- Developer: Sega
- Publisher: Sega
- Composer: Tokuhiko Uwabo
- Platform: Genesis
- Release: JP: September 9, 1989; NA: October 1989; PAL: January 1991;
- Genre: Sports
- Modes: Single-player, Multiplayer

= Arnold Palmer Tournament Golf =

1989 golf video game

Arnold Palmer Tournament Golf is a golf video game for the Sega Mega Drive/Genesis.

It was known as Ozaki Naomichi no Super Masters (尾崎直道のスーパーマスターズ, Ozaki Naomichi no Super Masters) in Japan, bearing the name of Naomichi Ozaki. It is one of the early Sega sports games where a celebrity athlete's name was added to the title when it was localized from Japan (the other two games being Tommy Lasorda Baseball and Pat Riley Basketball). Although Arnold Palmer is shown on the box cover and title screen, he is not referenced in the game itself.

==Gameplay==

The player must be aware of the wind conditions in addition to the amount of strength that is applied to the golf clubs while swinging.
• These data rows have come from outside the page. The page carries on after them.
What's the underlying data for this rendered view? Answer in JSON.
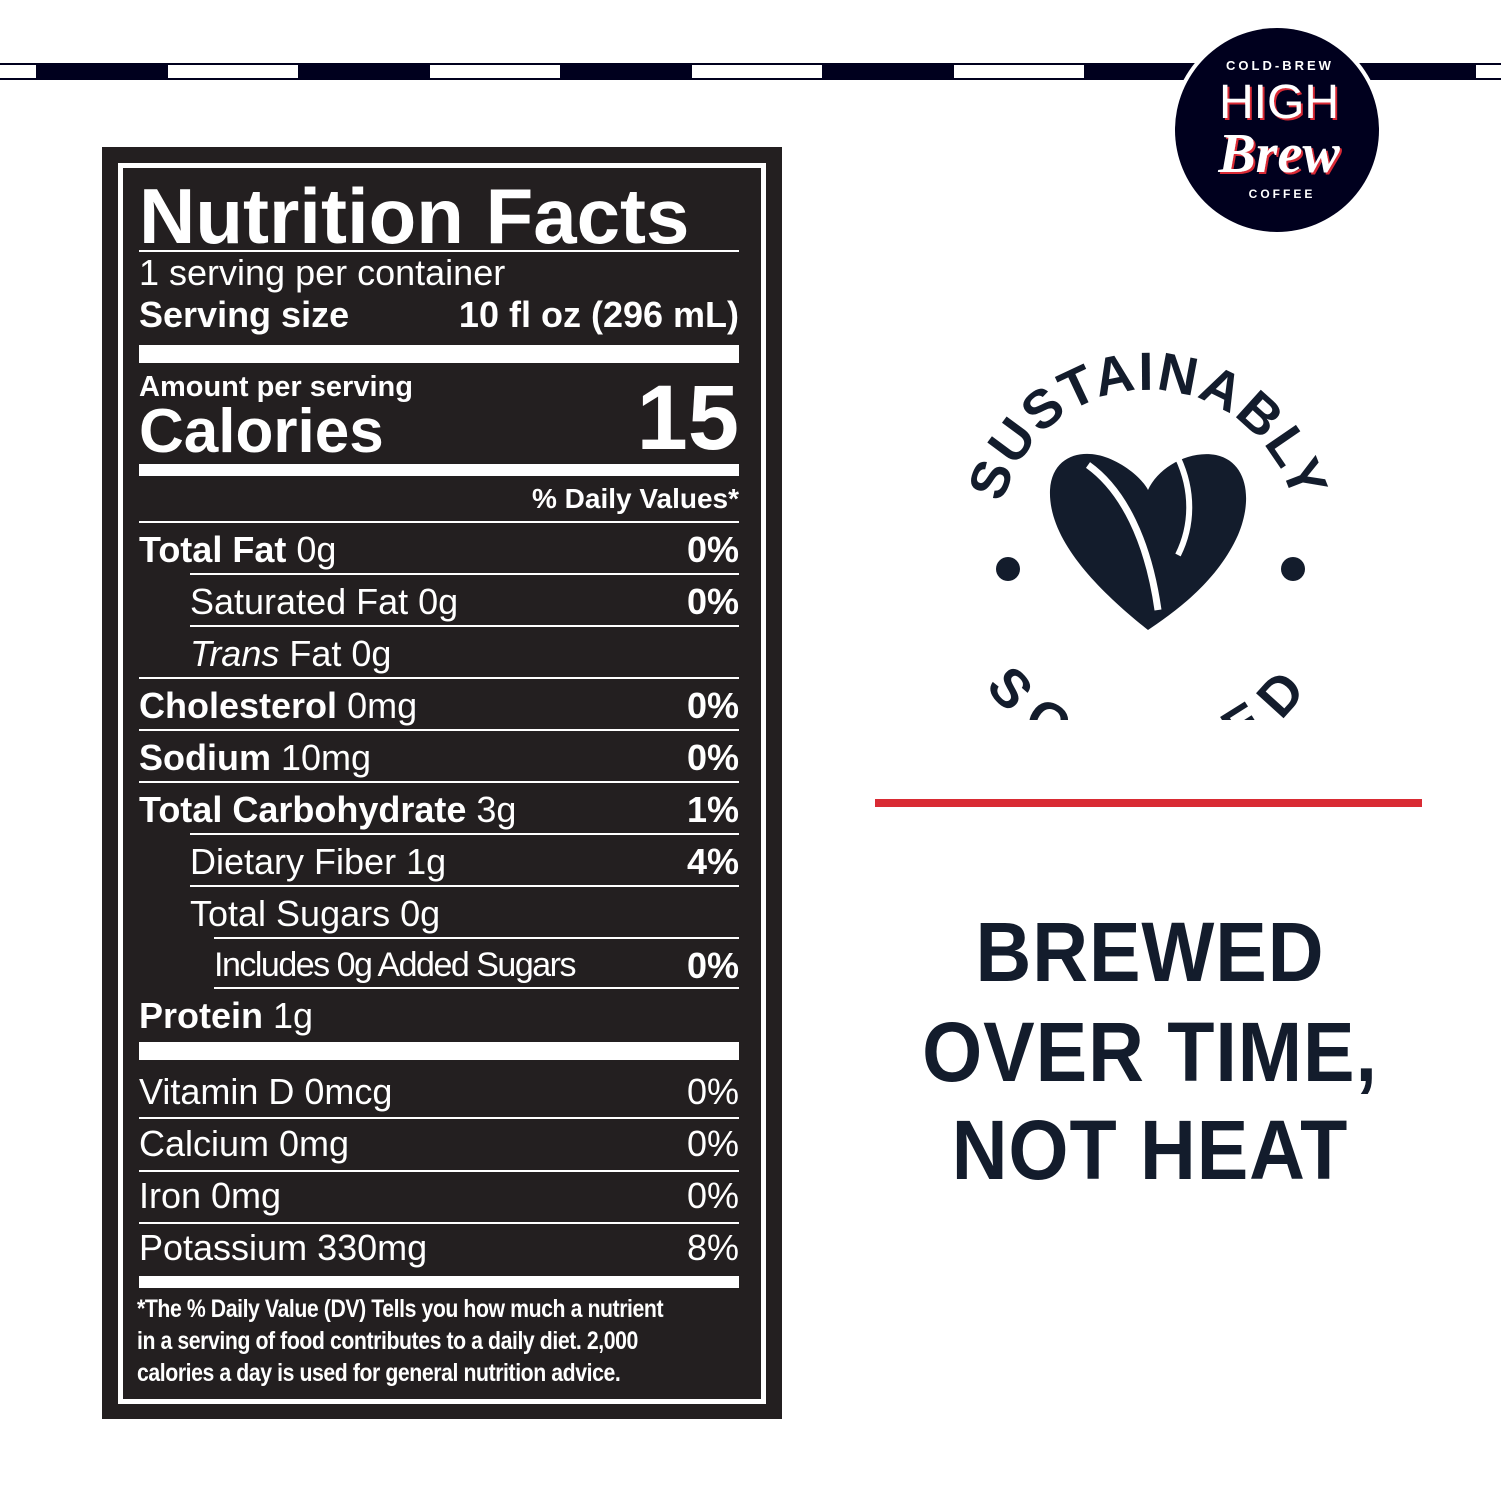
{
  "brand": {
    "top": "COLD-BREW",
    "name1": "HIGH",
    "name2": "Brew",
    "bottom": "COFFEE",
    "navy": "#00001e",
    "red": "#d92b34"
  },
  "nutrition": {
    "title": "Nutrition Facts",
    "servings": "1 serving per container",
    "serving_size_label": "Serving size",
    "serving_size_value": "10 fl oz (296 mL)",
    "amount_per_serving": "Amount per serving",
    "calories_label": "Calories",
    "calories_value": "15",
    "dv_header": "% Daily Values*",
    "rows": [
      {
        "name": "Total Fat",
        "amount": "0g",
        "dv": "0%"
      },
      {
        "name": "Saturated Fat",
        "amount": "0g",
        "dv": "0%"
      },
      {
        "name": "Trans",
        "name2": "Fat",
        "amount": "0g",
        "dv": ""
      },
      {
        "name": "Cholesterol",
        "amount": "0mg",
        "dv": "0%"
      },
      {
        "name": "Sodium",
        "amount": "10mg",
        "dv": "0%"
      },
      {
        "name": "Total Carbohydrate",
        "amount": "3g",
        "dv": "1%"
      },
      {
        "name": "Dietary Fiber",
        "amount": "1g",
        "dv": "4%"
      },
      {
        "name": "Total Sugars",
        "amount": "0g",
        "dv": ""
      },
      {
        "name": "Includes 0g Added Sugars",
        "amount": "",
        "dv": "0%"
      },
      {
        "name": "Protein",
        "amount": "1g",
        "dv": ""
      }
    ],
    "vitamins": [
      {
        "name": "Vitamin D 0mcg",
        "dv": "0%"
      },
      {
        "name": "Calcium 0mg",
        "dv": "0%"
      },
      {
        "name": "Iron 0mg",
        "dv": "0%"
      },
      {
        "name": "Potassium 330mg",
        "dv": "8%"
      }
    ],
    "footnote": [
      "*The % Daily Value (DV) Tells you how much a nutrient",
      "in a serving of food contributes to a daily diet. 2,000",
      "calories a day is used for general nutrition advice."
    ]
  },
  "badge": {
    "top": "SUSTAINABLY",
    "bottom": "SOURCED"
  },
  "slogan": [
    "BREWED",
    "OVER TIME,",
    "NOT HEAT"
  ]
}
The game features two game play modes: tournament and practice. Tournament mode consists of 12 rounds, each with 18 holes of golf. There are three different golf courses, one each in the United States, Japan, and Great Britain (though the scenery and the background does not vary). As the player progresses in the tournament mode, their skill level is increased allowing them to hit the ball further with greater control. They can also upgrade their golf clubs from the initial black carbon club set, to glass fiber and ceramic clubs. This also increases the distance the player is able to hit the ball. Arnold Palmer Tournament Golf has no save feature, but instead provides a password after each round of the tournament that allows the player to pick up where they left off.

In practice mode, one or two players can play a complete 18 rounds of golf on one of the three courses. Each player can set their skill level and use any of the three golf club sets available in the game.

Before each turn, the player's caddy will give advice based on its skill level. At first, the caddy can only give the distance from the ball's current position to the tee. As the game progresses, more skilled caddies can give distances to various landmarks and information about how the ball is lying. The player then selects which club to use during the shot. After this, the player can adjust their golfer's stance in order to put a draw or fade on the ball (all golfers in the game are right-handed).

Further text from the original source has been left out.